L'agriculture a subi une désastreuse sécheresse en 2016, le tourisme a été anéanti par les attentats islamistes du dimanche de Pâques de 2019, faisant au moins 279 morts, puis la pandémie de Covid-19 a tari les transferts d'argent venus des Sri-Lankais vivant à l'étranger.
Tourisme et diaspora sont deux sources vitales de devises étrangères nécessaires pour payer les importations et assurer le service de la dette extérieure du pays, qui s'élève à 51 milliards de dollars (46 milliards d'euros).
Mais selon Murtaza Jafferjee, président du groupe de réflexion Advocata Institute basé à Colombo, la "mauvaise gestion" du gouvernement est un facteur bien plus important.
M. Jafferjee pointe du doigt un déficit public chronique, des réductions d'impôts malavisées juste avant la pandémie qui ont privé l'État de recettes, et des subventions sur l'électricité et d'autres services publics qui ont profité de manière disproportionnée aux Sri Lankais les plus riches.
De mauvaises décisions politiques ont aggravé les problèmes. L'an dernier, les autorités ont déclaré que le Sri Lanka deviendrait la première nation au monde à pratiquer une agriculture entièrement biologique et ont interdit du jour au lendemain les engrais importés, afin de ralentir les sorties de devises étrangères.
- Colère -
En réponse, les agriculteurs ont laissé leurs champs vides, provoquant l'inflation des produits alimentaires, jusqu'à l'abandon de cette politique quelques mois plus tard.
Le Sri Lanka cherche maintenant le secours du FMI mais les négociations pourraient s'étendre jusqu'à la fin de l'année, et la population se prépare à des temps encore plus difficiles.
"Je m'attends à ce que ce soit bien pire", prédit M. Jafferjee.
"Malheureusement, ils sont incapables de la contenir car les personnes qui ont créé la crise sont toujours en charge de la gestion économique".
La nuit, alors que la lumière orangée des lampadaires inonde les quartiers les plus riches de Colombo, de vastes pans de la ville sont plongés dans une quasi-obscurité.
A cause de coupures d'électricité de plusieurs heures chaque jour, les restaurants et les magasins tentent de fonctionner à la lumière des bougies. D'autres commerçants préfère baisser leur rideau métallique quand vient la nuit.

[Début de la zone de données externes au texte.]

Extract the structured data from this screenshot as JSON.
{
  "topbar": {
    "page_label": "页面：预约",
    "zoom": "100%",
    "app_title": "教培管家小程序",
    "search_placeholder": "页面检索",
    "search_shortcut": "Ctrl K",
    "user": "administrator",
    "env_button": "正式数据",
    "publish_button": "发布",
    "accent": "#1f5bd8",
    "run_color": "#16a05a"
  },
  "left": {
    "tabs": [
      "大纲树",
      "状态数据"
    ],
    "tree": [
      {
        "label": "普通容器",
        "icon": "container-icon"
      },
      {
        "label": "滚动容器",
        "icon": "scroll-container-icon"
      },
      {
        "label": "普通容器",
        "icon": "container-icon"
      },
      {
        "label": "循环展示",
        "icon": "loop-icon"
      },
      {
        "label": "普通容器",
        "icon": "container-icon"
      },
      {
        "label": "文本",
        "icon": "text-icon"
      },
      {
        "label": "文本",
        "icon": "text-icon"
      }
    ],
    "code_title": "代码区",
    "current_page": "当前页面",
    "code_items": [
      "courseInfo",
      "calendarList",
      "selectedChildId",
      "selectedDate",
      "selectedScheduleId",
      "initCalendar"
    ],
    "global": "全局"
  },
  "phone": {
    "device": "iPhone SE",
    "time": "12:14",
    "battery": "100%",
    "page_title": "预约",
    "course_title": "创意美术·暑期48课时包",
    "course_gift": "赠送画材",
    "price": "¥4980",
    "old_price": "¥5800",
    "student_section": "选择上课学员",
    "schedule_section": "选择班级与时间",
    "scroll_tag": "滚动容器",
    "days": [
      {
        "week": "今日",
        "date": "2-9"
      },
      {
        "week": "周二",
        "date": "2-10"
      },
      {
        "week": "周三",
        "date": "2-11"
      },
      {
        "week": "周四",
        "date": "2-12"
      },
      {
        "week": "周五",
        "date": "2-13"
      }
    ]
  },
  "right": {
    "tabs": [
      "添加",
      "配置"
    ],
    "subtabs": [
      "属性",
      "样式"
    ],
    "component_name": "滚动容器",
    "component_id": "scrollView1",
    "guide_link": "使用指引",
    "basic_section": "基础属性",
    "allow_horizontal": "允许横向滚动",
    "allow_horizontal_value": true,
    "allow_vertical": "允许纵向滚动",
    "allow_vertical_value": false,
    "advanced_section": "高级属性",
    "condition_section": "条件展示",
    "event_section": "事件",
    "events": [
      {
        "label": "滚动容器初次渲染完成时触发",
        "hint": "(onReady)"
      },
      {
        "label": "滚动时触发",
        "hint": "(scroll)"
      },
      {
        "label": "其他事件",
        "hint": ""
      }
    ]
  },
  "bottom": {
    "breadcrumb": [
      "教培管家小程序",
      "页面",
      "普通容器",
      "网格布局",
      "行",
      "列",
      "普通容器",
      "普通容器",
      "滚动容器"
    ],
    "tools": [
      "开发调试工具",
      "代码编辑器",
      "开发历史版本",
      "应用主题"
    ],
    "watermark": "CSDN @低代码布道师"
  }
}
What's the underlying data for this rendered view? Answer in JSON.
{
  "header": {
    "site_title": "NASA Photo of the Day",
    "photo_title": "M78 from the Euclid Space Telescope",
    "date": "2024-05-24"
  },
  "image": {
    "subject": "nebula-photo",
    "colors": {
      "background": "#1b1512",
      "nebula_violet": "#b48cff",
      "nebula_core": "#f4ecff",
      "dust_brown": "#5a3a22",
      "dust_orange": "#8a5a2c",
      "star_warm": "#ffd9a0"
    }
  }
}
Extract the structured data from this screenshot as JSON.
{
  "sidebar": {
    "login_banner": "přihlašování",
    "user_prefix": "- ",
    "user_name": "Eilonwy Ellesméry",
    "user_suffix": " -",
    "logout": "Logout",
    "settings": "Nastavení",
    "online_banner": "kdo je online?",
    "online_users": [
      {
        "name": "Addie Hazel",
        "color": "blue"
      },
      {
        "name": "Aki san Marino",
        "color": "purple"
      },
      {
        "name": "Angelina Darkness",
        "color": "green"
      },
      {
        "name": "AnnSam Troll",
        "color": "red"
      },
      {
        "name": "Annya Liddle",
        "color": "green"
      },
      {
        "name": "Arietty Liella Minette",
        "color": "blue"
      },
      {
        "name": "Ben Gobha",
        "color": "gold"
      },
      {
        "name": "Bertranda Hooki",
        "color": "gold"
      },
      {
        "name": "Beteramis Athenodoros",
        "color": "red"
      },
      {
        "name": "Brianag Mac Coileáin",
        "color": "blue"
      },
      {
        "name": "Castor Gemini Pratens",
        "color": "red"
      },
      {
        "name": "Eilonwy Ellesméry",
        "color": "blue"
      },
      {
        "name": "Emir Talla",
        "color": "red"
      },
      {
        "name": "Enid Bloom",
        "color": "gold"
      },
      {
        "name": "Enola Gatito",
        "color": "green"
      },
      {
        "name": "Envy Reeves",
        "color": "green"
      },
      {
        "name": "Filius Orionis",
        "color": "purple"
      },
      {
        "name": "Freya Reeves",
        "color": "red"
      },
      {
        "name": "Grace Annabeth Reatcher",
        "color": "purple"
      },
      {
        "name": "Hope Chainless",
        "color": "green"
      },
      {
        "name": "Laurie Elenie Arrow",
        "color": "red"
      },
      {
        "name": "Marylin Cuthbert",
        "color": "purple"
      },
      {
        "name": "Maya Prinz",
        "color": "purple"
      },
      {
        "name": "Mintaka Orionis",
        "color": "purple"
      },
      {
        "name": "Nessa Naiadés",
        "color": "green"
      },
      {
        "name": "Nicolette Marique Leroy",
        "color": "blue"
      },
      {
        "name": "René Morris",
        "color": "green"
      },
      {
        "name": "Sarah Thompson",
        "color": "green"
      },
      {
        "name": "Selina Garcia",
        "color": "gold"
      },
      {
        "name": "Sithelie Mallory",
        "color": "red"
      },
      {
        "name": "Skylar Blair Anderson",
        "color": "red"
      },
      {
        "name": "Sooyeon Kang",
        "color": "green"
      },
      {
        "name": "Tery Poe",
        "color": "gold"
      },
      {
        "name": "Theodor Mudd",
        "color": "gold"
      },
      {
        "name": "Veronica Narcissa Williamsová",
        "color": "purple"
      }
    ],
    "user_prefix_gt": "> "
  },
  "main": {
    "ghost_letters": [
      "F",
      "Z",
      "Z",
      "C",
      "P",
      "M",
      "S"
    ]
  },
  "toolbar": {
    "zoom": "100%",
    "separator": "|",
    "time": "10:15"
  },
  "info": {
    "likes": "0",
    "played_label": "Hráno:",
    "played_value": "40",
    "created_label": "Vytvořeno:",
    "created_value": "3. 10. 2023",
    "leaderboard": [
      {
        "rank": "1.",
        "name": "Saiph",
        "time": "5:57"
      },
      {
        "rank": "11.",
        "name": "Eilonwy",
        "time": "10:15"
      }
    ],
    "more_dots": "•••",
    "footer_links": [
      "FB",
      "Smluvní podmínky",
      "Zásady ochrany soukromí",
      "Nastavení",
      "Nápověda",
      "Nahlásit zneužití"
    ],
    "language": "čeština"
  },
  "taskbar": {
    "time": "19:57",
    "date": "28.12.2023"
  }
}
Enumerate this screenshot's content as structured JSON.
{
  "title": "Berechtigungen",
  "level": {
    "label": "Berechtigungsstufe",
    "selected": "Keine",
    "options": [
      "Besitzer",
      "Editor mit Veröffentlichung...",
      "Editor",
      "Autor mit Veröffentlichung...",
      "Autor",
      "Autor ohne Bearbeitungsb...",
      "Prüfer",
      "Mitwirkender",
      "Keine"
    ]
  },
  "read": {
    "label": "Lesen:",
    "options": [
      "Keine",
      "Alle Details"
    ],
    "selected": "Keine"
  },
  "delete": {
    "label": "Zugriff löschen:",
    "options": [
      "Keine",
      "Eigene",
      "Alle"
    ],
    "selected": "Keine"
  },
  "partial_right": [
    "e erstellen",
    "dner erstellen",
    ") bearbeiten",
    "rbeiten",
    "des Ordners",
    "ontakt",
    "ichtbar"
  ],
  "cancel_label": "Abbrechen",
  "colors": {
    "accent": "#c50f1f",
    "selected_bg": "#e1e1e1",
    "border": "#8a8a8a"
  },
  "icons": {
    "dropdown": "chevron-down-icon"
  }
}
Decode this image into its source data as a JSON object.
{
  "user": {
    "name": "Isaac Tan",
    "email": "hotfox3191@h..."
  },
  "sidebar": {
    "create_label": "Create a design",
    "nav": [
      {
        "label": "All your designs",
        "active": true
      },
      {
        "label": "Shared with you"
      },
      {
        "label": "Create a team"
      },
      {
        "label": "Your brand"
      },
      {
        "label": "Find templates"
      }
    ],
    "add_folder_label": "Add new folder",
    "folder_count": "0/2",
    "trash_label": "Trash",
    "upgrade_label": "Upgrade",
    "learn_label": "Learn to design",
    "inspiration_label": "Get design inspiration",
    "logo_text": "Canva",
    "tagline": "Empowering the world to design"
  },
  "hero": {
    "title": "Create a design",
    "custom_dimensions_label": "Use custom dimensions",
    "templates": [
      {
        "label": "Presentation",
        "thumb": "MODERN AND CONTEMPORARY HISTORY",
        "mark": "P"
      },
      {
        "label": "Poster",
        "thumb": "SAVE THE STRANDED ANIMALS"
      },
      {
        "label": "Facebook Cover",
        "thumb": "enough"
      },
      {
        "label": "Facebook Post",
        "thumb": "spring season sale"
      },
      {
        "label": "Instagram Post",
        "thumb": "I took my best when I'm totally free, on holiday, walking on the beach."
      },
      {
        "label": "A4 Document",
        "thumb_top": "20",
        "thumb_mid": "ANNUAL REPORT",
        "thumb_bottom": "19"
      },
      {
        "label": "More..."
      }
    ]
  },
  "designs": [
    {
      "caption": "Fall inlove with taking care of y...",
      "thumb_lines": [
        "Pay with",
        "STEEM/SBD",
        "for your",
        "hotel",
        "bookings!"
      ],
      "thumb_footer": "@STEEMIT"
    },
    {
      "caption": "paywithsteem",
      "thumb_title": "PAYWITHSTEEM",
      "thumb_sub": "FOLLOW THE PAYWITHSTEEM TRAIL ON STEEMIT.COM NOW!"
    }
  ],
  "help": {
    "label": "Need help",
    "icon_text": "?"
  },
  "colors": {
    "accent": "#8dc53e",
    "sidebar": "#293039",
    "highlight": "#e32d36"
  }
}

La colère vise l'administration de Gotabaya Rajapaksa, membre d'une famille dirigeante autrefois appréciée par une grande partie de la majorité cinghalaise du pays pour avoir mis brutalement fin à la guerre civile ethnique contre les Tigres tamouls.
Depuis, le soutien au clan Rajapaksa s'est effondré. Ce mois-ci, une foule en colère a tenté de prendre d'assaut le bureau du président.
"Nous avons été entraînés au bord du gouffre", affirme Mohammed Afker, un étudiant qui a manifesté avec des milliers de personnes à l'appel d'une coalition d'opposition de gauche.
Ce jeune homme de 20 ans, explique à l'AFP comment les difficultés du quotidien ne lui laissent même pas le temps de penser à ses faibles chances de trouver un emploi à la fin de ses études.
"Nous ne pouvons même pas nous procurer des produits essentiels. Nous ne pouvons même pas nous faire du thé à la maison", se désole-t-il.
"Notre avenir est devenu un point d'interrogation. Nous manifestons ici parce que les choses doivent changer".